I read with great interest the recent report on the call for elimination of football from high school argued by Drs. Stephen Miles and Shailendra Prasad ("U doctors call for no football in schools," Nov. 22). They take issue with the American Academy of Pediatrics (AAP) position statement that tackle football should not be eliminated from youth sports. The AAP position statement instead proposes a series of measures to make football safer — including limiting contact practices, rule changes, improved protective equipment and neck strengthening, among others.
There are several reasons that the AAP statement is reasonable in arguing for continued contact sports, with efforts to render them as safe as possible.
The first reason is that it is impossible to legislate all risk-taking behaviors out of childhood and adolescence. The adolescent brain is not fully developed, and thus not as rigid in its signaling as the adult brain. It is still developing and is wildly creative compared with the more inhibited adult brain. Despite any legislation, children are biologically more impulsive, less restrained and more inclined to take risks.
Football is on the riskier end of the spectrum of sports, but still is less risky than skiing, snowboarding, skateboarding, equestrian sports or bicycling. If we are going to legislate all risk-taking behaviors in children, we should probably begin with those that are statistically most dangerous, rather than those in the middle.
Ultimately, if we do not let our children play football, they may choose to skateboard off the roof. This type of activity is what they are biologically programmed to do.
The second reason not to eliminate tackle football is that it is not entirely clear that elimination of risk-taking behaviors from childhood is in the interest of our society. With football, children learn to assess risk based not only on their own capabilities, but also on the capabilities of their teammates, who protect them and work for their mutual interests. This capacity for rapid risk assessment and plan execution, relying on teamwork and assessment of evolving challenges, may serve our children well in their later professional lives.
Without childhood risk, there might not be adult risk-taking behaviors — no astronauts, explorers, entrepreneurs, fire rescue personnel or surgeons, for example. Helicopter parenting and elimination of all risk may breed a generation of cowards unfit to face the challenges of the next century.
A third reason for the AAP position, clearly indicated in its statement, is that there is not substantive scientific evidence indicating that subconcussive or even concussive impacts in youth have deleterious long-term health effects. The vast majority of children will recover from a concussion without any adverse condition. The greatest risk factor for dementia in American society is vascular insufficiency due to hypertension, obesity and diabetes — all far more prevalent in children who do not exercise. Dementia is also more common in women, who are less likely to have played contact sports.
Within the spectrum of brain-injury-inducing activities contemplated by the developing and unpredictable minds of American youth, football represents an extremely tiny fraction of where risk actually resides. Focused efforts on elimination of football detract from the true preventable causes of brain injury — specifically, gun violence, motor vehicle collisions, and drug or alcohol abuse. Such efforts are also contrary to elimination of the greatest scourge to the health of our modern society — obesity due to inactivity.
The question we should be asking is not whether we should ban football, but how we can encourage more children to be active in the sport of their choice, played as safely as possible.

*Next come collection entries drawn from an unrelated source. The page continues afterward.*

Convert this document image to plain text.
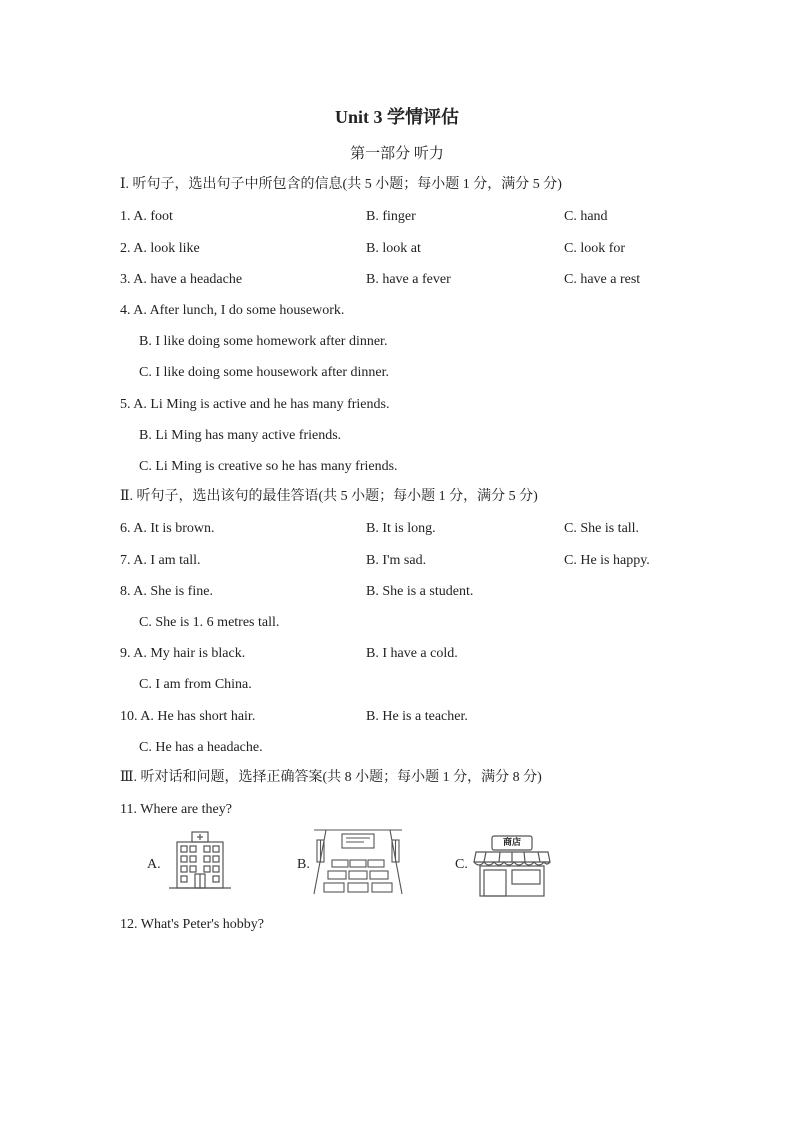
Unit 3 学情评估
第一部分 听力
Ⅰ. 听句子，选出句子中所包含的信息(共 5 小题；每小题 1 分，满分 5 分)
1. A. foot	B. finger	C. hand
2. A. look like	B. look at	C. look for
3. A. have a headache	B. have a fever	C. have a rest
4. A. After lunch, I do some housework.
B. I like doing some homework after dinner.
C. I like doing some housework after dinner.
5. A. Li Ming is active and he has many friends.
B. Li Ming has many active friends.
C. Li Ming is creative so he has many friends.
Ⅱ. 听句子，选出该句的最佳答语(共 5 小题；每小题 1 分，满分 5 分)
6. A. It is brown.	B. It is long.	C. She is tall.
7. A. I am tall.	B. I'm sad.	C. He is happy.
8. A. She is fine.	B. She is a student.
C. She is 1. 6 metres tall.
9. A. My hair is black.	B. I have a cold.
C. I am from China.
10. A. He has short hair.	B. He is a teacher.
C. He has a headache.
Ⅲ. 听对话和问题，选择正确答案(共 8 小题；每小题 1 分，满分 8 分)
11. Where are they?
A.	B.	C.
商店
12. What's Peter's hobby?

The AAP has it right — make football safer and get the kids out there playing. Children who want to play football should be encouraged, and those who do not should be counseled to seek alternative exercises that are hopefully at least as beneficial.
Uzma Samadani is Rockswold Kaplan Endowed Chair for Traumatic Brain Injury Research at Hennepin County Medical Center and an associate professor of neurosurgery at the University of Minnesota. She is the author of "The Football Decision — An exploration into every parent's dilemma on whether or not to let a child play contact sports," which will be published in January 2016.